The summit, launched by Wendy Lewis, MLB’s senior vice president of diversity and strategic alliances, began with a discussion panel that included five team owners and later broke down into individual matchmaking sessions. Job candidates could meet with the team or MLB division of their choice and had a chance to learn about the game. Lewis said that by stressing diversity, MLB opened its doors to people with ideas and perspectives that may not have been heard before.

“As a result of the business summit, we have an even greater charge and responsibility because all of those clubs now have been involved even more than they were normally, and they all have witnessed and experienced how much better we can be at engagement with diverse communities,” she said.

To hear Jerry Reinsdorf, owner of the Chicago White Sox, and MLB Commissioner Allan H. “Bud” Selig discuss how MLB works to level the playing field with workforce and supplier diversity initiatives from the first Business Diversity Summit, visit here.

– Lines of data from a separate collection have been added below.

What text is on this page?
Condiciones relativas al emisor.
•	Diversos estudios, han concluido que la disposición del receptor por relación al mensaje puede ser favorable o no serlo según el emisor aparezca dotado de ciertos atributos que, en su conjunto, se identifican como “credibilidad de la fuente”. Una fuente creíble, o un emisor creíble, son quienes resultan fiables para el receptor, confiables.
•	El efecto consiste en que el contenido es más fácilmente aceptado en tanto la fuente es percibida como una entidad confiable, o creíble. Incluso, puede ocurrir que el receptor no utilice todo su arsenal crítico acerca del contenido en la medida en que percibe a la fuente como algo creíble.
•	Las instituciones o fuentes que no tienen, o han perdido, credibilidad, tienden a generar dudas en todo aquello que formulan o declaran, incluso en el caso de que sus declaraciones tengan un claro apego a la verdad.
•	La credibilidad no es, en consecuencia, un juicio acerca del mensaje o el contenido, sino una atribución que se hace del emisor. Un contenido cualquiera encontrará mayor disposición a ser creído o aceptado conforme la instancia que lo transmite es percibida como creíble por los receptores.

Major League Baseball and the Houston Astros will co-host the 2013 Diversity Business Summit on June 19 in Houston.

— Ladan Nikravan

MLB’s 2012 Racial and Gender Report Card

Every year The Institute for Diversity and Ethics in Sport at the University of Central Florida critiques Major League Baseball’s (MLB) racial and gender hiring practices. Overall, MLB received an A for race and a C+ for gender for a combined grade of B in the 2012 Report Card. In 2011, MLB received an A for race and a B- for gender for a combined grade of B+. Baseball’s grade for race dipped slightly from 91.6 to 90.6, while its grade for gender dropped from 79.3 to 75.2. The league’s overall score for the 2012 Report Card was 82.9, which was lower than 2011’s combined score of 85.5.

MLB received A’s for race in MLB central offices, assistant coaches, players and diversity initiatives. Also, it received an A-/B+ for race in managers, team senior administration and professional administration. In addition, it received a B for race in the vice presidents category and a C for race among all general managers.

MLB’s grades for gender are an A-/B+ for MLB central offices, C for team professional administration, D for senior administration and an F for vice presidents.